De Kuyper van de latere jaren heeft naar mijn overtuiging, zoal niet in theorie, dan toch in praktijk, zijn rede van 1891 verloochend. Zijn ministerschap is in sociaal opzicht niet vruchtbaar geweest. En in 1903 heeft Kuyper volkomen gefaald. Hij wilde aanvankelijk het breken van de spoorwegstakingen verbinden met het tegemoet komen aan de gegronde grieven der spoorwegarbeiders. Het laatste heeft hij echter niet gedaan. Vóór de behandeling van de stakingswetten in de Tweede Kamer lokte hij een koninklijk besluit uit, dat de vaststelling van de arbeidsvoorwaarden van de spoorwegarbeiders aan ministeriële goedkeuring bond. Dat

[pagina 20]
[p. 20]

koninklijk besluit bood de arbeiders niet meer dan een wissel op de toekomst. Het psychologisch moment om recht te doen naar beide kanten liet Kuyper ongebruikt voorbijgaan. En de werkgevers namen op afschuwelijke wijze wraak op de arbeiders, toen de tweede staking mislukt was. Wel drong Kuyper bij de spoorwegdirecties op matiging aan, maar zelfs de A.R. Prof. de Gaay Fortman moet erkennen: ‘Voor de ontwikkeling van de sociale verhoudingen in Nederland is het verbazend jammer, dat Kuyper niet met dezelfde kracht als dat der stakende arbeiders het ongelijk van de werkgevers heeft gestriemd. Men zou de schrijver van De Christus en de sociale nooden zoo gaarne zelf het daarin aan de machtigen der aarde gegeven vermaan ter harte hebben zien nemen’.

Dit alles neemt intussen niet weg, dat Kuyper in de negentier jaren in radicale richting stuurde en zijn rede van 1891 is voor goed in de geschiedenis van Nederland opgenomen. Het heeft mij dan ook nooit verwonderd, dat Troelstra in zijn brochure Sociaal Christendom (een bijdrage tot de strijd over de verhouding van christendom en socialisme) en De Ligt in zijn Ontwerp-beginselverklaring zich telkens weer op deze beide geschriften van Kuyper beroepen. Het behoeft evenmin te verwonderen, dat men zich in de Christen-Democratische Partij van Staalman (opgericht in 1905), de Christelijk Sociale Partij van Mr. Dr. A.R. van der Laar (opgericht in 1912), de Bond van Christen-Socialisten (opgericht in 1907), en de Christen Democratische Unie (opgericht in 1926) altijd weer aan de Kuyper van deze beide geschriften het woord gaf. De Kuyper van de negentiger jaren heeft velen voortgestuwd in de richting van het socialisme.

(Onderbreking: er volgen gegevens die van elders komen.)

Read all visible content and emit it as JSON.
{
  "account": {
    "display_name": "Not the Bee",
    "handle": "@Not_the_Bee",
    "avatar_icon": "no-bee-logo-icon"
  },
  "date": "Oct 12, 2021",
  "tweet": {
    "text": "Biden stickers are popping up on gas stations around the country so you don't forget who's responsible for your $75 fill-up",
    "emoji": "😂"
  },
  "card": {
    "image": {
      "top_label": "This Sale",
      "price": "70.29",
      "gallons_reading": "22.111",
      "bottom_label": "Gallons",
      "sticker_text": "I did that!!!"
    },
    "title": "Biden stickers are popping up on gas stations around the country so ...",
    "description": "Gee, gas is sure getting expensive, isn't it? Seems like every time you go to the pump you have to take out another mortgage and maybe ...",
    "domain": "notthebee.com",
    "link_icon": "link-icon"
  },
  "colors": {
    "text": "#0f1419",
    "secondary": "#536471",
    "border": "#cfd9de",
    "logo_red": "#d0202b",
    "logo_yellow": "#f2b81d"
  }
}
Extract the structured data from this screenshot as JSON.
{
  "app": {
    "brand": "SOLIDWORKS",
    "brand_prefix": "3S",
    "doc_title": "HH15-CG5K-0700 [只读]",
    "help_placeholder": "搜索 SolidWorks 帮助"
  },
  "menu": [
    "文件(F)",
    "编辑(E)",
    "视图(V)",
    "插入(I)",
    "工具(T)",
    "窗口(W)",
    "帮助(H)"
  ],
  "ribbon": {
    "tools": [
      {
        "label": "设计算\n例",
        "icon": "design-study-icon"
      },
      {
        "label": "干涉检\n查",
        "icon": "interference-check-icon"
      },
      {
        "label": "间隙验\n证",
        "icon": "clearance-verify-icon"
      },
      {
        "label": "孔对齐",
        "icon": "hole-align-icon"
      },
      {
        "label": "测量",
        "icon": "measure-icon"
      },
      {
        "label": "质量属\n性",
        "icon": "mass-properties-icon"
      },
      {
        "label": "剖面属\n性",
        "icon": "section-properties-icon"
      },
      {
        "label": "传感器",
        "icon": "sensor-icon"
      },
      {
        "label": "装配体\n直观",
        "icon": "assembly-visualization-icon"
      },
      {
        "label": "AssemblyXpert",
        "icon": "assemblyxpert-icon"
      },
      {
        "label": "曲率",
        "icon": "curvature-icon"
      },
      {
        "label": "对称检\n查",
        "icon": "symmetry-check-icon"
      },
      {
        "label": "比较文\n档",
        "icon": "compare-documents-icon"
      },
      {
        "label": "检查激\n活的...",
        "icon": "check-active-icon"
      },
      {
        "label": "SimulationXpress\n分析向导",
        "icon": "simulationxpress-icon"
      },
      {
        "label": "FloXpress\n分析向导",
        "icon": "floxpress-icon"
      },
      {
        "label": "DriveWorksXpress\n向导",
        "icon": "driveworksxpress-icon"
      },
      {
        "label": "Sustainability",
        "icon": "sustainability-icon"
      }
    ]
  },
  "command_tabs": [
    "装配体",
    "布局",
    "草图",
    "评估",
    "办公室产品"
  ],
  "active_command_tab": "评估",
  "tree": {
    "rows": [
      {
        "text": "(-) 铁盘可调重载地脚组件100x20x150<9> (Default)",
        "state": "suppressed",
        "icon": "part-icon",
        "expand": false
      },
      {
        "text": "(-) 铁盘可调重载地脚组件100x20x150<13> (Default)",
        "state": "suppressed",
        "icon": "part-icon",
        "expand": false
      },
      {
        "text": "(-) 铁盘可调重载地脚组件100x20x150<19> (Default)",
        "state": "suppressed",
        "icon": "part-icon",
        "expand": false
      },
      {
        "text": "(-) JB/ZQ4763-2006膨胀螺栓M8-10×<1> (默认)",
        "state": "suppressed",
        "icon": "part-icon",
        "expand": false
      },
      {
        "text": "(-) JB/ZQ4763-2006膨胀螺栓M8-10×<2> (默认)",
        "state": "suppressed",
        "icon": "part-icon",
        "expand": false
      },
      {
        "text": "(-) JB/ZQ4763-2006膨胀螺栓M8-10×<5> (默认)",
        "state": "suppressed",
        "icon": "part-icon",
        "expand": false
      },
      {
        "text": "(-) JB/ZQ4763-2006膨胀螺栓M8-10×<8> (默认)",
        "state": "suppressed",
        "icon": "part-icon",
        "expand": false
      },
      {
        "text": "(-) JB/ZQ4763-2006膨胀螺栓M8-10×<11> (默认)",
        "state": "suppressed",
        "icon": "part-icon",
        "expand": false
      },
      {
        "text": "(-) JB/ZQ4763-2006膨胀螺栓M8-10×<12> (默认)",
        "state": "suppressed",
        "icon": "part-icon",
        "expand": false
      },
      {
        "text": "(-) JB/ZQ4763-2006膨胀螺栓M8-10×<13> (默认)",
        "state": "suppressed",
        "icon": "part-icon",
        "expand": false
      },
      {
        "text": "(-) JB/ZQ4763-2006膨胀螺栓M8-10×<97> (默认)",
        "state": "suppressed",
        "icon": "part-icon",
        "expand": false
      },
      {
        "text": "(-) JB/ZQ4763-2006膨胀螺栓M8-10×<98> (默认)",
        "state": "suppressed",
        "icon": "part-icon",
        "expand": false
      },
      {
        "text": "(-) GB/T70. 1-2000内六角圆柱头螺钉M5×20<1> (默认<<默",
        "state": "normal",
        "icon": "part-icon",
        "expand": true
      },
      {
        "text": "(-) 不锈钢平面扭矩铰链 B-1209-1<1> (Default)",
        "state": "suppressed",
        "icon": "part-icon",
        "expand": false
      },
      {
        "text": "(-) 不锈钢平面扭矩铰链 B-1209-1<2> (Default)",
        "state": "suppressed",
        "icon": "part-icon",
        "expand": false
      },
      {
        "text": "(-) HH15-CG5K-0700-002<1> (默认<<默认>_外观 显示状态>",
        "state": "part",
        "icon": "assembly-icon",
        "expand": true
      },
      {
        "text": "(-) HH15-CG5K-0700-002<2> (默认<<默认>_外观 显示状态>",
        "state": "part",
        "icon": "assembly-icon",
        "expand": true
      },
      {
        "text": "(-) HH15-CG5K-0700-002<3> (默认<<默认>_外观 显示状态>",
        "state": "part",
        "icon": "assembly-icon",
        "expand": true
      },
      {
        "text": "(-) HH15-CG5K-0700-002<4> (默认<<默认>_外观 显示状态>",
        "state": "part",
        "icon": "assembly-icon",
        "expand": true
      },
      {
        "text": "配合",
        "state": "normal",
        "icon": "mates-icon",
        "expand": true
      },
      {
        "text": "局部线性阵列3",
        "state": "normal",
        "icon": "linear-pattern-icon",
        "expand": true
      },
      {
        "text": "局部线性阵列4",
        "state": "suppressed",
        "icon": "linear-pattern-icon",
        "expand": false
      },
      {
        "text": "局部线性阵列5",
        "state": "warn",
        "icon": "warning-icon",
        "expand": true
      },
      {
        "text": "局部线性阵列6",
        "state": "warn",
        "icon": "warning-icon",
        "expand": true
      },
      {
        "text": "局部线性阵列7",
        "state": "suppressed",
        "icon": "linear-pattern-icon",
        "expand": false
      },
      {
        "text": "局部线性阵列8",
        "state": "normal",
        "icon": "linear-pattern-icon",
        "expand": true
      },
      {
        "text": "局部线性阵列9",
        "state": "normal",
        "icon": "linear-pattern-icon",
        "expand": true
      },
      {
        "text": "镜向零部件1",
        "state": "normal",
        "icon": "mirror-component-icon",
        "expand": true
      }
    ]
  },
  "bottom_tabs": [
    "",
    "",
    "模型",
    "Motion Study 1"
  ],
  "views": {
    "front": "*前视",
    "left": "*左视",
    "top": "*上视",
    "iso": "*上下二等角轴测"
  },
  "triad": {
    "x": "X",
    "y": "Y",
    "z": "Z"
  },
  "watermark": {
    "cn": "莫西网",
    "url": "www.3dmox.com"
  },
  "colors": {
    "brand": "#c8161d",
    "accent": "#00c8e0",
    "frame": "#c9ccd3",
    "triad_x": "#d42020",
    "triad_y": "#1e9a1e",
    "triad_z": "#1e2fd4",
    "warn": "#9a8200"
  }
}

Behalve het sociale vraagstuk liet het oorlogsprobleem ons in de jaren 1914-1918 niet los.

Kuyper was produits en De Standaard vergoelijkte de inval van de Duitsers in België. In gereformeerde kring waren slechts enkelen, die protesteerden. Het Gereformeerd Jongelingsblad van Ds J. Vonkenberg en Hollandia van Ds J.C. Sikkel bestreden van week tot week de verheerlijking van het zogenaamde christelijke Duitsland. Ook Ds H. Koffieberg van Muiderberg deed een aanval op de voorlichting van Kuyper in twee voortreffelijke geschriften. Hij werd door Kuyper voor gek verklaard.

[pagina 21]
[p. 21]

Van Groen van Prinsterer's felle kritiek op het Duitse nationalisme was in A.R.kring vrijwel geen spoor meer te ontdekken. Ik was voor honderd procent antiduits en legde een verzameling aan van de felle oorlogsprenten van Albert Hahn in De Notenkraker, Braakensiek in de Groene Amsterdammer, Piet van de Hem, Willy Sluiter en Jan Sluyters in de Mosgroene.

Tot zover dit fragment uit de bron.